Declarative programming is performed with rules that define the relationships between data. These rules are then realized by the underlying declarative system to derive results in a time-independent way. The rules are referred to as the logic of the system, while their realization is referred to as its control. The system uses the rules to determine which events from the programs environment to follow, what data from the environment to observe, how to interpret said rules to derive side-effects, and how to reapply their side-effects in a time-independent way.
A declarative statement has five properties:
Reactivity describes the property of a declarative system to observe the input data for a rule in order to reapply the rule whenever they occur. To deliver Reactivity, a declarative system must be able to determine what data the rule ingests during its realization, either statically, dynamically, or implicitly.
Static analysis is performed by web frameworks like Svelte or SolidJS, whose transpilers can detect the use of input data before runtime. Dynamic analysis is performed by web frameworks like KnockoutJS, which was able to detect the use of inputs whenever they were requested during runtime. Implicit analysis is used by ReactJS, which knows that components may only depend on their own state and properties, and so it may assume that components only rely on those two input sources.

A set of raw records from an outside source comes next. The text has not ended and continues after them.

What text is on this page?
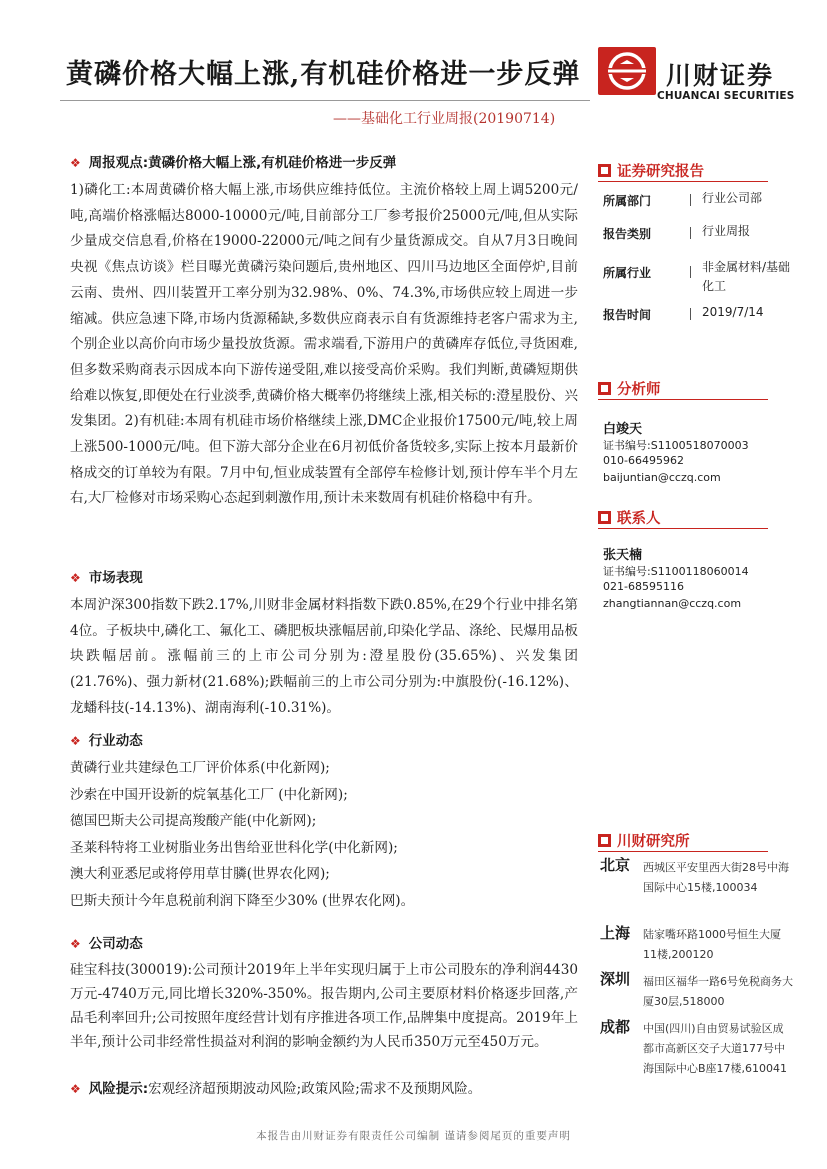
黄磷价格大幅上涨,有机硅价格进一步反弹
——基础化工行业周报(20190714)
川财证券
CHUANCAI SECURITIES
❖ 周报观点:黄磷价格大幅上涨,有机硅价格进一步反弹
1)磷化工:本周黄磷价格大幅上涨,市场供应维持低位。主流价格较上周上调5200元/吨,高端价格涨幅达8000-10000元/吨,目前部分工厂参考报价25000元/吨,但从实际少量成交信息看,价格在19000-22000元/吨之间有少量货源成交。自从7月3日晚间央视《焦点访谈》栏目曝光黄磷污染问题后,贵州地区、四川马边地区全面停炉,目前云南、贵州、四川装置开工率分别为32.98%、0%、74.3%,市场供应较上周进一步缩减。供应急速下降,市场内货源稀缺,多数供应商表示自有货源维持老客户需求为主,个别企业以高价向市场少量投放货源。需求端看,下游用户的黄磷库存低位,寻货困难,但多数采购商表示因成本向下游传递受阻,难以接受高价采购。我们判断,黄磷短期供给难以恢复,即便处在行业淡季,黄磷价格大概率仍将继续上涨,相关标的:澄星股份、兴发集团。2)有机硅:本周有机硅市场价格继续上涨,DMC企业报价17500元/吨,较上周上涨500-1000元/吨。但下游大部分企业在6月初低价备货较多,实际上按本月最新价格成交的订单较为有限。7月中旬,恒业成装置有全部停车检修计划,预计停车半个月左右,大厂检修对市场采购心态起到刺激作用,预计未来数周有机硅价格稳中有升。
❖ 市场表现
本周沪深300指数下跌2.17%,川财非金属材料指数下跌0.85%,在29个行业中排名第4位。子板块中,磷化工、氟化工、磷肥板块涨幅居前,印染化学品、涤纶、民爆用品板块跌幅居前。涨幅前三的上市公司分别为:澄星股份(35.65%)、兴发集团(21.76%)、强力新材(21.68%);跌幅前三的上市公司分别为:中旗股份(-16.12%)、龙蟠科技(-14.13%)、湖南海利(-10.31%)。
❖ 行业动态
黄磷行业共建绿色工厂评价体系(中化新网);
沙索在中国开设新的烷氧基化工厂 (中化新网);
德国巴斯夫公司提高羧酸产能(中化新网);
圣莱科特将工业树脂业务出售给亚世科化学(中化新网);
澳大利亚悉尼或将停用草甘膦(世界农化网);
巴斯夫预计今年息税前利润下降至少30% (世界农化网)。
❖ 公司动态
硅宝科技(300019):公司预计2019年上半年实现归属于上市公司股东的净利润4430万元-4740万元,同比增长320%-350%。报告期内,公司主要原材料价格逐步回落,产品毛利率回升;公司按照年度经营计划有序推进各项工作,品牌集中度提高。2019年上半年,预计公司非经常性损益对利润的影响金额约为人民币350万元至450万元。
❖ 风险提示:宏观经济超预期波动风险;政策风险;需求不及预期风险。
证券研究报告
所属部门	行业公司部
报告类别	行业周报
所属行业	非金属材料/基础化工
报告时间	2019/7/14
分析师
白竣天
证书编号:S1100518070003
010-66495962
baijuntian@cczq.com
联系人
张天楠
证书编号:S1100118060014
021-68595116
zhangtiannan@cczq.com
川财研究所
北京 西城区平安里西大街28号中海国际中心15楼,100034
上海 陆家嘴环路1000号恒生大厦11楼,200120
深圳 福田区福华一路6号免税商务大厦30层,518000
成都 中国(四川)自由贸易试验区成都市高新区交子大道177号中海国际中心B座17楼,610041
本报告由川财证券有限责任公司编制 谨请参阅尾页的重要声明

Determinism is one half of purity, the other being a lack of side-effects. In pure functional programming, determinism describes the property of a function to always return an equivalent value given equivalent inputs. Declarative Programming, however, does not require that a rule be pure, only that its effect on the system not depend on time. It is then sufficient for a deterministic rule to apply equivalent side-effects given an equivalent program state, so long as the program state that can alter the rules effects be observed for changes. Any values which the rule ingests must either trigger a reapplication of the rule or not alter its outcome.
The meaning of idempotence changes depending on the context. In functional programming it implies that feeding the output of an function back into it will produce the same result:
f(f(x)) = f(x)
In imperative programming, it implies that repeated execution of a function with the same arguments will not affect the programs state any further:
const mySet = Set();
// mySet will change:
mySet.add('value');
// mySet will not change:
mySet.add('value');
In the case of imperative programming, you may say that the second call to add value
to the set is insignificant, since no change occurred, but you could also say that once the second call to add value
was made, any previous call to add value
was insignificant, since their change or lack thereof became inconsequential.

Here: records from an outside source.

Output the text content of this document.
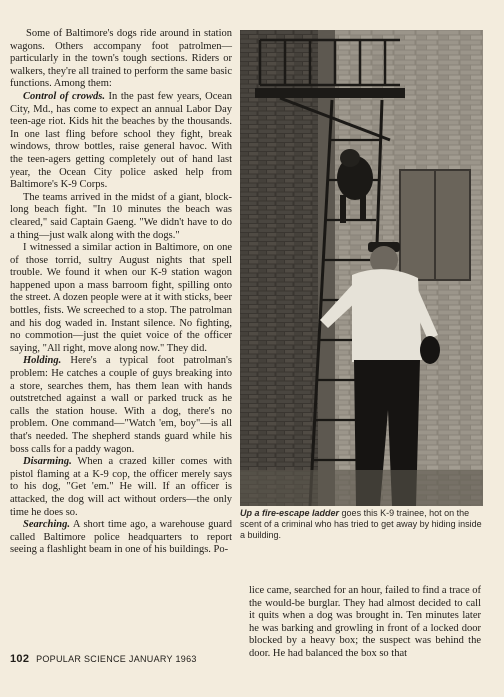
Some of Baltimore's dogs ride around in station wagons. Others accompany foot patrolmen—particularly in the town's tough sections. Riders or walkers, they're all trained to perform the same basic functions. Among them:

Control of crowds. In the past few years, Ocean City, Md., has come to expect an annual Labor Day teen-age riot. Kids hit the beaches by the thousands. In one last fling before school they fight, break windows, throw bottles, raise general havoc. With the teen-agers getting completely out of hand last year, the Ocean City police asked help from Baltimore's K-9 Corps.

The teams arrived in the midst of a giant, block-long beach fight. "In 10 minutes the beach was cleared," said Captain Gaeng. "We didn't have to do a thing—just walk along with the dogs."

I witnessed a similar action in Baltimore, on one of those torrid, sultry August nights that spell trouble. We found it when our K-9 station wagon happened upon a mass barroom fight, spilling onto the street. A dozen people were at it with sticks, beer bottles, fists. We screeched to a stop. The patrolman and his dog waded in. Instant silence. No fighting, no commotion—just the quiet voice of the officer saying, "All right, move along now." They did.

Holding. Here's a typical foot patrolman's problem: He catches a couple of guys breaking into a store, searches them, has them lean with hands outstretched against a wall or parked truck as he calls the station house. With a dog, there's no problem. One command—"Watch 'em, boy"—is all that's needed. The shepherd stands guard while his boss calls for a paddy wagon.

Disarming. When a crazed killer comes with pistol flaming at a K-9 cop, the officer merely says to his dog, "Get 'em." He will. If an officer is attacked, the dog will act without orders—the only time he does so.

Searching. A short time ago, a warehouse guard called Baltimore police headquarters to report seeing a flashlight beam in one of his buildings. Po-

Up a fire-escape ladder goes this K-9 trainee, hot on the scent of a criminal who has tried to get away by hiding inside a building.

lice came, searched for an hour, failed to find a trace of the would-be burglar. They had almost decided to call it quits when a dog was brought in. Ten minutes later he was barking and growling in front of a locked door blocked by a heavy box; the suspect was behind the door. He had balanced the box so that

102 POPULAR SCIENCE JANUARY 1963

This insignificance relies on the arguments being equivilant, however, as a new call with a new value will still have an effect.
const mySet = Set();
// mySet will change
mySet.add('value');
// mySet will change again
mySet.add('other value');
Strong Idempotence pushes idempotence further by removing the condition of matching arguments. A strongly idempotent function will render any prior execution of that function irrelevant, regardless of which arguments were used:
let number = 0;
function wipeout(arg: number) {
number = arg;
}
Strong Idempotence ensures that prior executions of a declarative rule will not have lingering side-effects, allowing the declarative system to reapply the rules as necessary without adverse results.

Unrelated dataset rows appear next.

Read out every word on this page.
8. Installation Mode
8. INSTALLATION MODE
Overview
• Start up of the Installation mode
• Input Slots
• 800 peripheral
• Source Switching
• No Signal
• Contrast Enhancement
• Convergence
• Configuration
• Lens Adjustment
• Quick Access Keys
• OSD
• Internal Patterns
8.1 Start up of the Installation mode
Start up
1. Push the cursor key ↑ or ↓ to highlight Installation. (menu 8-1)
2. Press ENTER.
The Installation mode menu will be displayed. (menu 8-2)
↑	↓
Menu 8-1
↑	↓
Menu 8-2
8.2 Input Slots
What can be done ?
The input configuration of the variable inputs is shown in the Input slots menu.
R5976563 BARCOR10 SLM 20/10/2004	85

Consistency is often used to describe the property of databases that transactions will only move the data from one valid state to another. In this context, it implies that none of the rules will ever derive results using values from two different times. Say we have a rich text editor with a margin and a tab length.
const margin = of(10);
const tabLength = of(10);
const tabPosition = from(() => margin() + tabLength());
The tabPosition
rule must never be able to read a margin
and a tabLength
which never coexisted in time. This issue has a higher potential of occurring when reading from computed properties, like tabPosition
. If the declarative system naively updates rules by recomputing any values that depend on a changed observable value, then its possible for a value that depends on both margin
and tabPosition
to receive an up to date margin
and an out of date tabPosition
before tabPosition
receives its call to update.
Commutativity describes the property of an operation to not depend on the order of execution. Addition and multiplication are commutative, and so their operands may be reordered without effect. In code, commutativity describes the property of function to have the same effect regardless of which order they are executed:
mySet.add('foo');
mySet.add('bar');
In declarative programming, commutativity of the rules allows the declarative system to realize the rules in any order without affecting the results of the program. In CSS, the order in which classes are added to an element cannot affect the style properties which the CSS engine chooses to apply. First, the CSS engine will rely on the specificity of the rule’s selectors. Then, the engine will rely on the order in which the rules were written.
Collectively, these five components ensure that the order in which changes are applied to input data cannot affect the results of their logical relationship to derivative data.